From Bare Metal to Kubernetes: Lessons and Pitfalls of Didi’s Elastic Cloud

Background and Motivation

Didi operates tens of thousands of physical servers. Without a private‑cloud platform the resource utilization was low and scaling new business units was difficult. A stable, elastic platform was required to allocate resources on‑demand, support rapid scaling, provide consistent environments and reduce manual operations.

Why Containers and Kubernetes

Traditional VMs (KVM/Xen) have high overhead and mixed‑workload deployments lack isolation. Containers give lightweight isolation and immutable images, simplifying configuration and deployment. Among container orchestration systems, Kubernetes was chosen for its container‑centric design, mature ecosystem, active community and extensible architecture. Didi’s platform runs on Kubernetes 1.6 and plans to upgrade to 1.8.

Overall Architecture

The Elastic Cloud platform consists of a central Kubernetes cluster (control plane + worker nodes), a management console, authentication services and an SDN network layer. Two product families are offered:

Static Container Groups – lightweight VMs built on containers, providing fixed IP/hostname and local storage.

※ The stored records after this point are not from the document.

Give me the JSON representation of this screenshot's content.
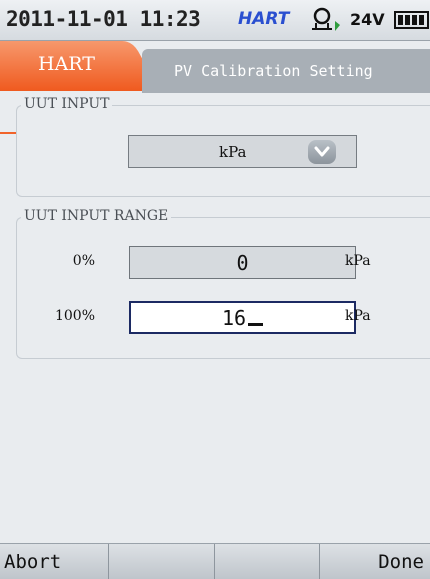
{
  "status_bar": {
    "datetime": "2011-11-01 11:23",
    "protocol": "HART",
    "loop_power_icon": "loop-power-icon",
    "voltage": "24V",
    "battery_icon": "battery-icon"
  },
  "header": {
    "mode_tab": "HART",
    "title": "PV Calibration Setting"
  },
  "uut_input": {
    "legend": "UUT INPUT",
    "unit_value": "kPa",
    "dropdown_icon": "chevron-down-icon"
  },
  "uut_input_range": {
    "legend": "UUT INPUT RANGE",
    "low": {
      "label": "0%",
      "value": "0",
      "unit": "kPa"
    },
    "high": {
      "label": "100%",
      "value": "16",
      "unit": "kPa"
    }
  },
  "softkeys": {
    "f1": "Abort",
    "f2": "",
    "f3": "",
    "f4": "Done"
  },
  "colors": {
    "accent_orange": "#f1632a",
    "hart_blue": "#2a4fd0",
    "title_tab_gray": "#a8afb6"
  }
}
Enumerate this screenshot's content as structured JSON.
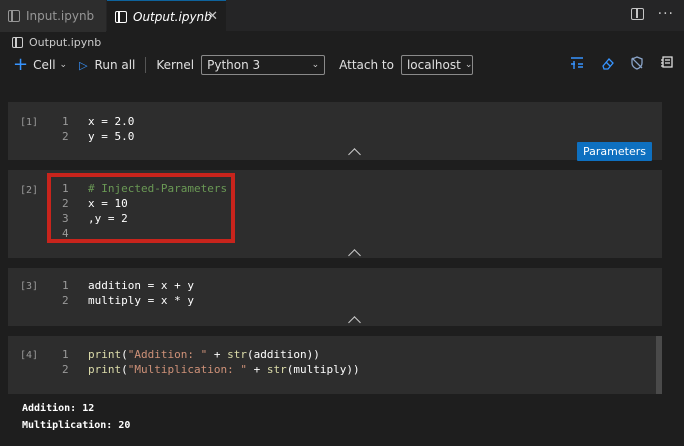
{
  "tabs": [
    {
      "label": "Input.ipynb",
      "active": false
    },
    {
      "label": "Output.ipynb",
      "active": true
    }
  ],
  "breadcrumb": {
    "file": "Output.ipynb"
  },
  "toolbar": {
    "cell_label": "Cell",
    "run_all_label": "Run all",
    "kernel_label": "Kernel",
    "kernel_value": "Python 3",
    "attach_label": "Attach to",
    "attach_value": "localhost"
  },
  "cells": [
    {
      "number": "[1]",
      "lines": [
        {
          "n": "1",
          "text": "x = 2.0"
        },
        {
          "n": "2",
          "text": "y = 5.0"
        }
      ],
      "tag": "Parameters"
    },
    {
      "number": "[2]",
      "lines": [
        {
          "n": "1",
          "text": "# Injected-Parameters"
        },
        {
          "n": "2",
          "text": "x = 10"
        },
        {
          "n": "3",
          "text": ",y = 2"
        },
        {
          "n": "4",
          "text": ""
        }
      ]
    },
    {
      "number": "[3]",
      "lines": [
        {
          "n": "1",
          "text": "addition = x + y"
        },
        {
          "n": "2",
          "text": "multiply = x * y"
        }
      ]
    },
    {
      "number": "[4]",
      "lines": [
        {
          "n": "1",
          "text": "print(\"Addition: \" + str(addition))"
        },
        {
          "n": "2",
          "text": "print(\"Multiplication: \" + str(multiply))"
        }
      ]
    }
  ],
  "output": [
    "Addition: 12",
    "Multiplication: 20"
  ],
  "colors": {
    "accent": "#0e70c0",
    "highlight": "#c8241c",
    "comment": "#6a9955",
    "string": "#ce9178"
  }
}
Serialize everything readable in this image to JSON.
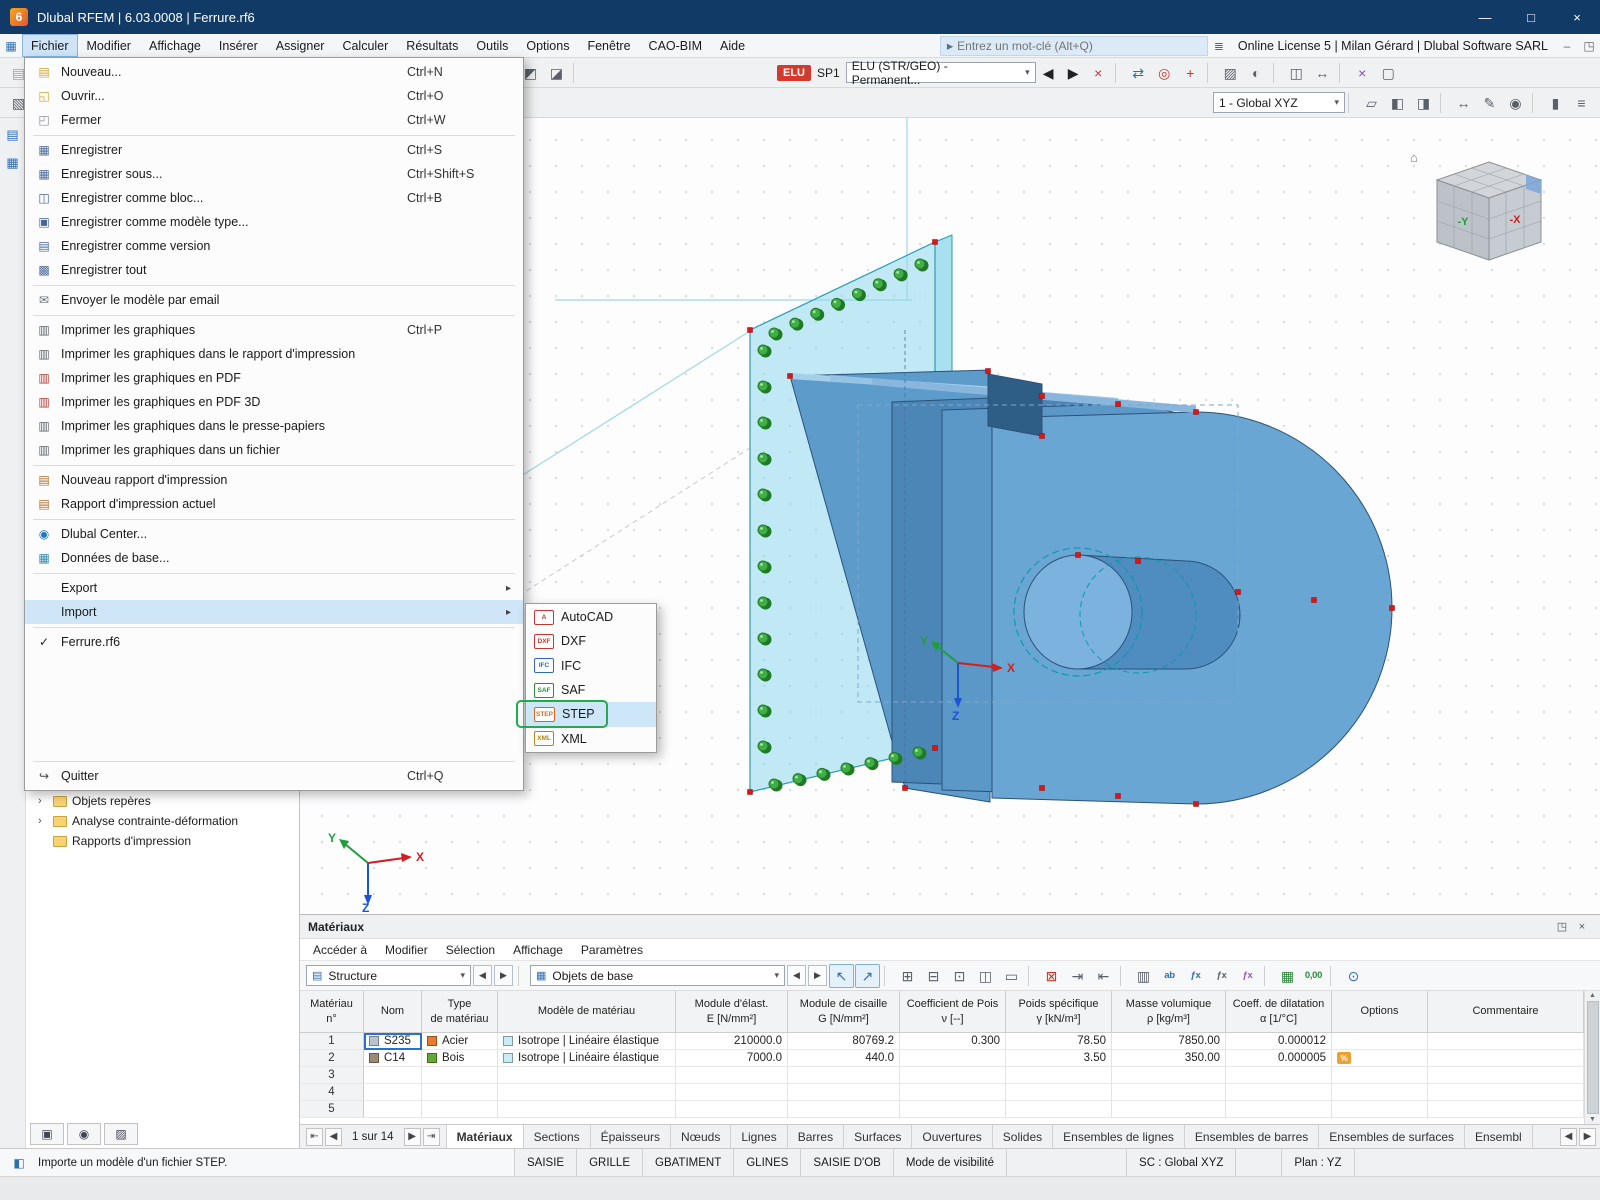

Elastic Scaling Groups – pure micro‑service containers supporting stateless and stateful workloads, integrated with Didi’s deployment, monitoring and logging systems.

Network Design

The SDN solution uses ONOS + Open vSwitch (OVS) . Each container receives an overlay IP, enabling three communication modes:

Intra‑host container communication via the ovs‑int bridge.

Inter‑host container communication via ovs‑tunnel bridges and ONOS‑controlled tunnels.

Container‑to‑physical‑machine communication via overlay gateways with VXLAN encapsulation.

IP allocation varies by product type:

Static groups – fixed IP and hostname.

Stateful scaling groups – fixed IP/hostname with optional IP‑pool support.

Stateless scaling groups – dynamic IP pool.

Container Creation Process

The workflow is driven by the Kubernetes scheduler and Kubelet:

Kubelet receives a pod assignment and creates a base container without network configuration.

Kubelet launches the CNI plugin, passing the pod name, container ID and network‑namespace.

The CNI plugin requests an IP from the IP controller.

The IP controller selects a subnet, checks availability and asks the SDN IPAM for a virtual port (overlay IP).

IPAM returns the port and synchronises the information with ONOS.

The IP controller stores the port; for bound‑IP pods it records the association for future reuse, then returns the port details to the CNI plugin.

The CNI plugin configures a veth pair, sets routes, and attaches the container to the appropriate OVS bridge.

The CNI plugin reports success to Kubelet.

Kubelet launches the business containers inside the now‑configured network namespace.

Monitoring and Logging

Monitoring combines host‑level metrics with container‑level data collected via cAdvisor and cgroup statistics. All metrics are sent to the Odin visualization system.

Basic monitoring – captures container‑specific metrics unavailable from host agents.

Business monitoring – mirrors physical‑machine monitoring for application‑level insight.

Logging is near‑real‑time (≈2 min latency), persisted to Ceph or external storage, and supports rich post‑mortem analysis.

Storage Solutions

Two volume types are supported:

Host‑path volumes – used by static groups for high‑performance local storage.

Ceph network volumes – used by dynamic groups for replicated, migratable storage.

OverlayFS is the default filesystem; for optimal performance XFS should be created with ftype=1.

Image Marketplace

Images are layered to separate responsibilities:

Base environment images – built by platform admins, contain agents, tools and system configuration.

Service environment images – maintained by SREs, add runtime dependencies for a specific service line.

Service images – built from developers’ Dockerfiles, based on the service environment image.

Future Directions

Key planned improvements include:

Finer‑grained isolation beyond memory/CPU (e.g., cache‑level isolation).

Elastic scaling for static container groups to reduce operational cost.

Intelligent scaling algorithms that predict workload peaks and pre‑scale resources.

Contributing low‑customisation solutions back to the open‑source community.